Behind Every Lie(52)



“No.” I’d turned my face away. I couldn’t even look at the baby without thinking of that night. How could I possibly care for her, love her the way a mother should?

“Eva—”

“Get her out of here!”

I had wanted to protect my daughter from my past, not make her a part of it. I wanted her life to be fresh and innocent and pure.

Maybe Rose had wanted the same for me.





twenty-seven

eva




THE NEXT MORNING, my plane set down at Sea-Tac Airport. A bank of clouds was just disappearing, a pink smear of light touching the horizon. The tarmac still glistened from the rain, drops of moisture dribbling down the plane’s windows.

I’d slept in random bursts most of the flight from London, the stress of the last few days wearing on me. My eyes were gritty. My mouth tasted like a badger had crawled into it and died. I could feel my body inching toward total collapse, so after frog-marching through passport control, I headed to Starbucks.

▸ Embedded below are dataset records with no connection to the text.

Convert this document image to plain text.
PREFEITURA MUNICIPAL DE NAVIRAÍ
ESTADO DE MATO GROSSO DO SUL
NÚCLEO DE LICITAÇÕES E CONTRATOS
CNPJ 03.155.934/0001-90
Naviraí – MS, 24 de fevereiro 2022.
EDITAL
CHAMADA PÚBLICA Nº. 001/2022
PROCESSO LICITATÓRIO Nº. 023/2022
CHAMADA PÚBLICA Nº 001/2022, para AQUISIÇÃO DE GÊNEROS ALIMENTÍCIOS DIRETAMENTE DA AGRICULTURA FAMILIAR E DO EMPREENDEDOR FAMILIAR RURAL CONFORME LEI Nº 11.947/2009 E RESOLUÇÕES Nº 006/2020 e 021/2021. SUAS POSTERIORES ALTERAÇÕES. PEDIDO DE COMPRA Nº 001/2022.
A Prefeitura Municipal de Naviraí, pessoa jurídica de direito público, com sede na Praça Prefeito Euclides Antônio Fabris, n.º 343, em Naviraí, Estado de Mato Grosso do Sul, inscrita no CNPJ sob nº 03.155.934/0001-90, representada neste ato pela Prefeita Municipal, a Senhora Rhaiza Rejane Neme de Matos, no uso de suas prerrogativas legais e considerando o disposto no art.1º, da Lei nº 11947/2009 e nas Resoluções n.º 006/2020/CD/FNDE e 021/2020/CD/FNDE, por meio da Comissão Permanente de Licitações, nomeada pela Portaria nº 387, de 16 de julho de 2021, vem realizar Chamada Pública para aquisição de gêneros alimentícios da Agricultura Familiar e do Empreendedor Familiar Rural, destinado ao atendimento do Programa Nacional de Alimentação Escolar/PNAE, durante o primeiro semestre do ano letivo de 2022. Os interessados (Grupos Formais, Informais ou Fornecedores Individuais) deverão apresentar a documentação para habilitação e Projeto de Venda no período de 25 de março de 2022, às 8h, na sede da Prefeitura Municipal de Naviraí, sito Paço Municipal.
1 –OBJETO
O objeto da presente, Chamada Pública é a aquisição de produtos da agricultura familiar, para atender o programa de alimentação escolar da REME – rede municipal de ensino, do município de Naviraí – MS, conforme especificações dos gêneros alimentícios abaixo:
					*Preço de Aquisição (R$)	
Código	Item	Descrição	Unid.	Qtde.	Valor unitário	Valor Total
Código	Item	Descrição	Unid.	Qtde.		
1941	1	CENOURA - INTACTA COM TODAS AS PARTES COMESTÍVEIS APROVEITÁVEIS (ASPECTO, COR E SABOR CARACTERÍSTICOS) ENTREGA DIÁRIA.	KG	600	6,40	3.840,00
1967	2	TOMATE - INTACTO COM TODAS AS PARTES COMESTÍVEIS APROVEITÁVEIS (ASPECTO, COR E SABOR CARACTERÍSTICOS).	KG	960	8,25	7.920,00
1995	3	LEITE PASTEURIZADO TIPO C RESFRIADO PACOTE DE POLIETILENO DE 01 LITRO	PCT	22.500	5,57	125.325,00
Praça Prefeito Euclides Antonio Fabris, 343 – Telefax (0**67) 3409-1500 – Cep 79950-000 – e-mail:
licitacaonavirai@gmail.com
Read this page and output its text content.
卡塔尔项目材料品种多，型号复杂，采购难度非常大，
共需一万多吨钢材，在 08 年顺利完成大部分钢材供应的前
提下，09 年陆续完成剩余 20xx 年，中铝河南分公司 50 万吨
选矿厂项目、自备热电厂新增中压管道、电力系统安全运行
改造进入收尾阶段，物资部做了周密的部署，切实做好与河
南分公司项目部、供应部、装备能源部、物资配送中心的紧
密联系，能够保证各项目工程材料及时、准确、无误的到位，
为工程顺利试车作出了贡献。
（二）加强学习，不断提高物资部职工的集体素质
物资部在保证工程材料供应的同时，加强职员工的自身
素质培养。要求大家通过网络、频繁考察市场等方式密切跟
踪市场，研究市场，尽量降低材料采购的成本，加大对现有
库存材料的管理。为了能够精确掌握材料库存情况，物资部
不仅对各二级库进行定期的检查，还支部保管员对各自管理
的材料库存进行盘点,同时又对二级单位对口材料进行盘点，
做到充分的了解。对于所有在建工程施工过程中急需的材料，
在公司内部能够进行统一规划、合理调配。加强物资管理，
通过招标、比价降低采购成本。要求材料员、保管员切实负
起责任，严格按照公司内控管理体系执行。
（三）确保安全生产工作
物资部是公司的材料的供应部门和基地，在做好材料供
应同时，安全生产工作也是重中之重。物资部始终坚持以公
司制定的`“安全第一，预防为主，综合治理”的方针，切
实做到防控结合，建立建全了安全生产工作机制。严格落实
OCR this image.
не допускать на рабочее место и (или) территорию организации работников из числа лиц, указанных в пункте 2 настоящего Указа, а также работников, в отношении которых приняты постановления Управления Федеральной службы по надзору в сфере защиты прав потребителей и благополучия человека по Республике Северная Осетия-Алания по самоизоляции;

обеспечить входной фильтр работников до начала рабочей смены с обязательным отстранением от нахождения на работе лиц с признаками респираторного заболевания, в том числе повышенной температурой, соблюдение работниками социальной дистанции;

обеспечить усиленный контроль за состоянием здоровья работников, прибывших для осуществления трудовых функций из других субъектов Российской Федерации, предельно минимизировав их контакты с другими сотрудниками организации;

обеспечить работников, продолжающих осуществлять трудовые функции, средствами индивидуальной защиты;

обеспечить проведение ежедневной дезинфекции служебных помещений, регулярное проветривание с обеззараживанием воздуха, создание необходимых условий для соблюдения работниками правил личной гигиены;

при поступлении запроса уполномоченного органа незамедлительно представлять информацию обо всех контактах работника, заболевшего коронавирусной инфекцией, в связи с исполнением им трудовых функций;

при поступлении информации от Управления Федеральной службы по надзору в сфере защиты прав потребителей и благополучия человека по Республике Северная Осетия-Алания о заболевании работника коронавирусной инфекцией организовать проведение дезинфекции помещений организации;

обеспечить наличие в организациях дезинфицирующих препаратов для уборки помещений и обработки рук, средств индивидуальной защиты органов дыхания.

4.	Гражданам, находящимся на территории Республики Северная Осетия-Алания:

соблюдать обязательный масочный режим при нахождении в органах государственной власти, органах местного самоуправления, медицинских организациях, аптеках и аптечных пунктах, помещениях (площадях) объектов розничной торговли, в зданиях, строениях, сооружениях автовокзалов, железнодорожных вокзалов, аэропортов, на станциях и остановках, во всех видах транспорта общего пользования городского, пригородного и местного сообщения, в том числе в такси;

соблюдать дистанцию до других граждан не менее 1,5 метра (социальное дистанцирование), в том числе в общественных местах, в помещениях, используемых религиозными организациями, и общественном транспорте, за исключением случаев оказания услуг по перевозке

Even though it’d only been three days, it felt like a lifetime had passed since Jacob had dropped me off at this airport. Time was relentlessly ticking by, each second dissolving like a mirage across the desert. I’d found out so many things in London, but none of them answered my one burning question: Had Sebastian killed my mom?

Or had I?

Instead of taking the taxi to Mom’s house, where Melissa’s car was still parked, I gave the driver my dad’s address. He pulled up to a small rambler perched on a neatly manicured lot a few blocks behind Angle Lake. Dad had moved here after the divorce. Even though they’d tried to split custody of us, like most things in life, the break wasn’t even. I was mostly at Mom’s while Andrew was mostly at Dad’s because it was closer to his school. Gradually I visited less and less. It was too hard seeing how their lives had moved on, as if our family had never existed.

“Eva!” Dad looked exactly the same when he opened the door: large potbelly, kind hazel eyes, a hooked nose, bald except for a thin ring of hair at the bottom, stretching from ear to ear. He grabbed me in a tight bear hug.

“Hey, Dad.” I wrapped my arms around him, my voice muffled against his wool sweater.

Ever since he’d remarried, there had been a shift in our relationship. But he was my dad, the only father I’d ever known, and it felt good to be in his arms.

“I’ve been calling you. Are you okay?”

I nodded.

“Come in, come in.” He moved aside and I followed him into the living room. “I was just finishing breakfast.”

I smiled. “Two eggs and toast?”

Dad was a predictable man, wrapped in his routines. It was probably what had attracted Mom to him in the first place.

The living room had been updated since I was last here. Donna, his new wife, had painted the walls a warm magnolia and hung sheer lemon drapes from the windows. A cream wool rug offset the brown carpet.

I caught sight of myself in a wooden-framed mirror hanging over the fireplace. My roots were growing out, the mahogany red stark against the bottled toffee color I carefully applied every month. I looked haggard, almost unrecognizable, like I needed about four years of uninterrupted sleep.

We sat next to each other on the corduroy couch. Tux, Dad’s ancient black-and-white cat, ran across the room and jumped onto my lap. I nuzzled his neck as his purr kicked in.

“This is crazy.” Dad shook his head. “I mean … I just can’t believe it. This sort of thing doesn’t happen to normal people. I feel like I’m watchin’ a movie or somethin’.”

I snorted. “Tell me about it.”

“Do you know what happened? The police aren’t saying much, and Andrew’s too broken up to talk about it.”

“Mom was poisoned.”

Dad slumped against the couch in shock, blowing out a stunned breath. His cheeks jiggled with the movement. “But … she’s a high school teacher! Why would someone poison her? Do they know who did it?”

I hesitated, stroking Tux’s silky fur. “No, but I think I might be a suspect.”

“You! Why?”

I tried to process that question.

What if I did what the detective thinks I’ve done?

Had I, in a moment’s fury, lashed out, foolish and impulsive, an action bitterly regretted but impossible to undo? Maybe Mom had told me about our past. Maybe I’d meant to punish her for lying to me. I’d lashed out before. How could I trust that I hadn’t done it again?

“Do you remember when I left Seattle and moved to Whidbey Island?” I asked.

“Yeah.”

“I left because Mom and I got in a massive fight. I was living with her after … what happened to me. I’d given the baby up for adoption, and Mom came into my room one day. We started shouting at each other.”

“You made the choice to give the baby up, Eva. Now it’s time to stop being a victim and start being a survivor.”

Only now did I realize I’d never forgiven her for those words. My bitterness and unforgiveness had burrowed inside me, folding into the fabric of my identity and creating the distance that had grown between us.

“The cops didn’t even believe me when I told them what happened, and then I found out I was pregnant and I had to give the baby up. I was so angry that she could think everything would just go back to normal. I totally freaked out.”